In some instances, block contracts mean that private contractors are paid higher tariffs per procedure than the NHS.

Last month, prime minister Tony Blair said that by 2008 he wanted to see about 40 per cent of acute operations conducted by the private sector to be carried out for the NHS.

Meanwhile, the NHS is struggling with deficits of almost £1 billion and the Conservative party estimates that up to 20,000 jobs might be cut by NHS trusts in the next year, putting additional pressure on primary care.
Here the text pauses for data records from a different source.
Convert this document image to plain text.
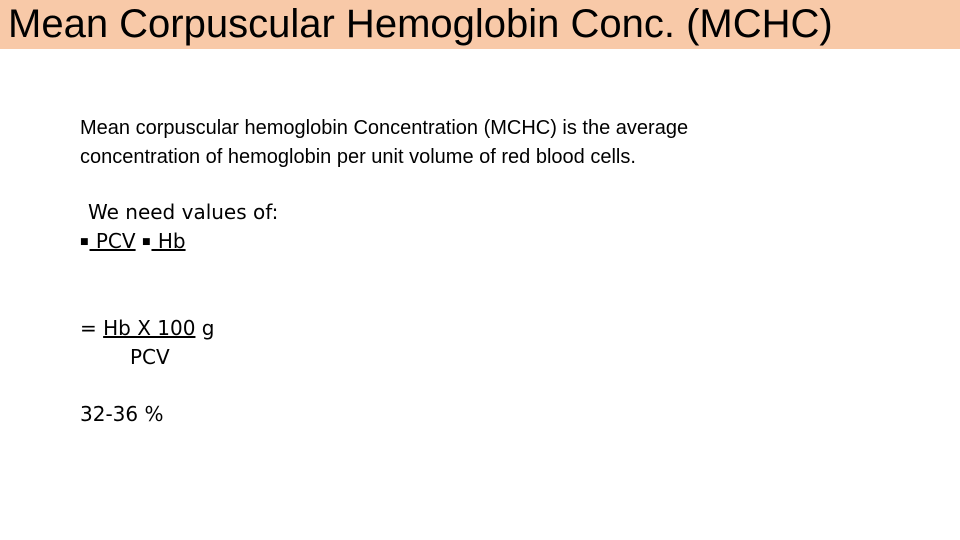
Mean Corpuscular Hemoglobin Conc. (MCHC)
Mean corpuscular hemoglobin Concentration (MCHC) is the average
concentration of hemoglobin per unit volume of red blood cells.
We need values of:
■ PCV ■ Hb
= Hb X 100 g
PCV
32-36 %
According to BUPA's annual report: 'NHS patients now represent about 14 per cent of BUPA Hospitals' business. Treating more NHS patients forms part of a wider growth strategy, enabling BUPA to increase utilisation of hospital beds and theatres. This in turn means healthcare can be made more affordable to BUPA Hospitals' private patients.'

BUPA is reporting profits of £350 million for 2005, 29 per cent up on 2004, with its hospitals contributing £49.5 million.
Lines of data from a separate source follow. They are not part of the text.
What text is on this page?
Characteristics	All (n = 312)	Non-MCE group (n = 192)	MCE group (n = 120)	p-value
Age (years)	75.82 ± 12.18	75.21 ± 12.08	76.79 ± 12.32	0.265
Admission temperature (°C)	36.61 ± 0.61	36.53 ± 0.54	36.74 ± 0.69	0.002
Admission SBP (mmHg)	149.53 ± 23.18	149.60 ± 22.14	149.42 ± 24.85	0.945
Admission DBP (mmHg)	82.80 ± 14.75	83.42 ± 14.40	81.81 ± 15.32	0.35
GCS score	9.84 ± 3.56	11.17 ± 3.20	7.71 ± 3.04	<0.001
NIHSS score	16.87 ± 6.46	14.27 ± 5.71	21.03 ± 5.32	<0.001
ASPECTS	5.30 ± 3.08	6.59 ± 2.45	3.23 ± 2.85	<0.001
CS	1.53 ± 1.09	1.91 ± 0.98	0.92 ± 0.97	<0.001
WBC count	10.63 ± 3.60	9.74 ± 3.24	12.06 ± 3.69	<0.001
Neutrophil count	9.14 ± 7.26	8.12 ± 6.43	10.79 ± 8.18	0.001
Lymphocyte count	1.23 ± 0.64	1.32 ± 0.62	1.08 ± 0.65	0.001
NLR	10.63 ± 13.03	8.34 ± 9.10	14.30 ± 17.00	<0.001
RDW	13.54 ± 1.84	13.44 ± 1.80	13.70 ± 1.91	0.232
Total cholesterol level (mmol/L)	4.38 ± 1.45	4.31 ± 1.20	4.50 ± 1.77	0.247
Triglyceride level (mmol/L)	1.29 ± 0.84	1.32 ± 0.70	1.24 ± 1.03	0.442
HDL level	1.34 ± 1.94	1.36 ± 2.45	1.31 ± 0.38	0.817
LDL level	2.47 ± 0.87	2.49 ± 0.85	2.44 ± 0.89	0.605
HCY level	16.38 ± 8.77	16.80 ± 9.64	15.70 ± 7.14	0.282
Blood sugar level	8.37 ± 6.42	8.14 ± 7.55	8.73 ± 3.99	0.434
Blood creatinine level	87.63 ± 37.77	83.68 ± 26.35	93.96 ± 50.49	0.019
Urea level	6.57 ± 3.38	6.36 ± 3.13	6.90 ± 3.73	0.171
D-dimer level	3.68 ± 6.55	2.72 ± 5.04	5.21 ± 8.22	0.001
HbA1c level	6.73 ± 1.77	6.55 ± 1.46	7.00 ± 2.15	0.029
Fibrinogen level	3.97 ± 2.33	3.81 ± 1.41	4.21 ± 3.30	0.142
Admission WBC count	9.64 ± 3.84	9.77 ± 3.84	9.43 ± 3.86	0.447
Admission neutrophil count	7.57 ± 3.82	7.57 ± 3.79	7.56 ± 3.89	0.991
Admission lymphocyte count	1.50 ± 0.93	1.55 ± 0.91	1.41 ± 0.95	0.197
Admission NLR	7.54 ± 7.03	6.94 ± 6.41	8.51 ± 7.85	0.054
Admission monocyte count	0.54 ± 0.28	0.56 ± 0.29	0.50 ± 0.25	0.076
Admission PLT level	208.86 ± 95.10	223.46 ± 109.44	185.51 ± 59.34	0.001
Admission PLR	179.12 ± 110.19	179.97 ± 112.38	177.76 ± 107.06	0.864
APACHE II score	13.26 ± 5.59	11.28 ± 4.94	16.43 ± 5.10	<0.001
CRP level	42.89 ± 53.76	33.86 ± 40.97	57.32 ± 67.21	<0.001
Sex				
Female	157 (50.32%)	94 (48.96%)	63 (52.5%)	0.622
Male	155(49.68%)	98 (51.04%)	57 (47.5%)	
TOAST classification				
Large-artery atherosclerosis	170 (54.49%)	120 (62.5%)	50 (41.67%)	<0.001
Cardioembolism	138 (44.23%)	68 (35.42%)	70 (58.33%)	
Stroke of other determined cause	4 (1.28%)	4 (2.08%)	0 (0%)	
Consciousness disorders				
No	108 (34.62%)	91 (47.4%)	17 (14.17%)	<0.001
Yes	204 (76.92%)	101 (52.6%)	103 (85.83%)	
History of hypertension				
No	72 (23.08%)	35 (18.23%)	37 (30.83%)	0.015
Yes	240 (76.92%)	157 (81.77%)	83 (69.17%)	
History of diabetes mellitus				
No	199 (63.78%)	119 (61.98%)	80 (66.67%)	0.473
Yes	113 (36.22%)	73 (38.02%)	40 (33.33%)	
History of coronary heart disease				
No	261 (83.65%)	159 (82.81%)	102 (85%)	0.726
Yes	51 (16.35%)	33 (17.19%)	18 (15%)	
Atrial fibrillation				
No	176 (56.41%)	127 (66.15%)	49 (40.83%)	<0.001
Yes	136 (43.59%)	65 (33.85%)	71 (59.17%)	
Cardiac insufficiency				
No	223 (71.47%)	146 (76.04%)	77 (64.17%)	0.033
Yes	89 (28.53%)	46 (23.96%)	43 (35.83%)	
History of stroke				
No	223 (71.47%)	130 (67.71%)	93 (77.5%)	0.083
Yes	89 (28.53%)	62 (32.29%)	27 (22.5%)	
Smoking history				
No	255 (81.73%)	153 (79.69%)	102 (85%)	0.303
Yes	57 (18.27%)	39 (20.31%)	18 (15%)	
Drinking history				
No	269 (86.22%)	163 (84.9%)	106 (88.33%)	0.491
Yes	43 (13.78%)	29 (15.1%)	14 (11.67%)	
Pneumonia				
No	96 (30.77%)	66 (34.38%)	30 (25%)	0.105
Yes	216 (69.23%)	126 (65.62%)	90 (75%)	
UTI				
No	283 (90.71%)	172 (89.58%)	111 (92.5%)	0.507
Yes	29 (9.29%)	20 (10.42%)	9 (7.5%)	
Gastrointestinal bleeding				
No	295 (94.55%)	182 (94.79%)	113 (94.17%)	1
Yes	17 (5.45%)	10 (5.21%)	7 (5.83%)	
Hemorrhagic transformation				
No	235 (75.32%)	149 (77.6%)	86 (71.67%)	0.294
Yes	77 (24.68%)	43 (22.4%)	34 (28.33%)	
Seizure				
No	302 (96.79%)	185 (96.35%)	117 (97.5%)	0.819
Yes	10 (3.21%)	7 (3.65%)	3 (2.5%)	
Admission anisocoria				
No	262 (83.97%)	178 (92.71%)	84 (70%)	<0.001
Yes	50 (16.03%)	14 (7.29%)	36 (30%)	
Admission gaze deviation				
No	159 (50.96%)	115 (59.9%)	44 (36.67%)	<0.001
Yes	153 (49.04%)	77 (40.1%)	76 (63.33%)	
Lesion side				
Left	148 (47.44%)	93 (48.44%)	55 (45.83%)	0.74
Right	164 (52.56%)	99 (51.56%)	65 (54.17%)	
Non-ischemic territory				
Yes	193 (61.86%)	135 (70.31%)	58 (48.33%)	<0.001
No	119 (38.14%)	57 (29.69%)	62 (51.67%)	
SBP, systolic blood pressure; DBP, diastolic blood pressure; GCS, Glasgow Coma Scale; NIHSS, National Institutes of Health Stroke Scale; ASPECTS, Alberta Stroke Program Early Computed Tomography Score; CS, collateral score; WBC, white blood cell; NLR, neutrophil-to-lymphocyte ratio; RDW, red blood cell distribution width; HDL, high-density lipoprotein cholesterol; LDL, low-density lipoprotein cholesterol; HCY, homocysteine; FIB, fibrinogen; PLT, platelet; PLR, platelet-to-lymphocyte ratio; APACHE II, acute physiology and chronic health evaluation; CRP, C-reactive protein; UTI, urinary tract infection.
Clare Hollingsworth, managing director of BUPA Hospitals, said although they were 'pleased to play a part in cutting NHS waiting lists', commitment must be with the privately insured.

East London GP Dr Kambiz Boomla said: 'There are NHS deficits of £1 billion and it is spending £3 or £4 billion on the independent sector. They are a large part of why deficits have arisen. These are racking up NHS costs, with a profit element going to shareholders.'

He warned GPs to be wary of private firms coming into primary care. 'They will not need to operate at a profit,' he said, 'but will want a foot in the door so they can use practice-based commissioning budgets to control both sides of the equation.'

NHS Alliance commissioning lead Dr David Jenner agreed, saying: 'Many companies have expressed an interest in running surgeries and enhanced services. If they have a successful clinic in the area, that will be easier.'

BUPA would not confirm whether it had plans to move into primary care.

Other private providers have yet to release details of their 2005 profits.

But in their 2004 report, Nuffield Hospitals and General Healthcare Group acknowledged that the NHS was an important and growing customer.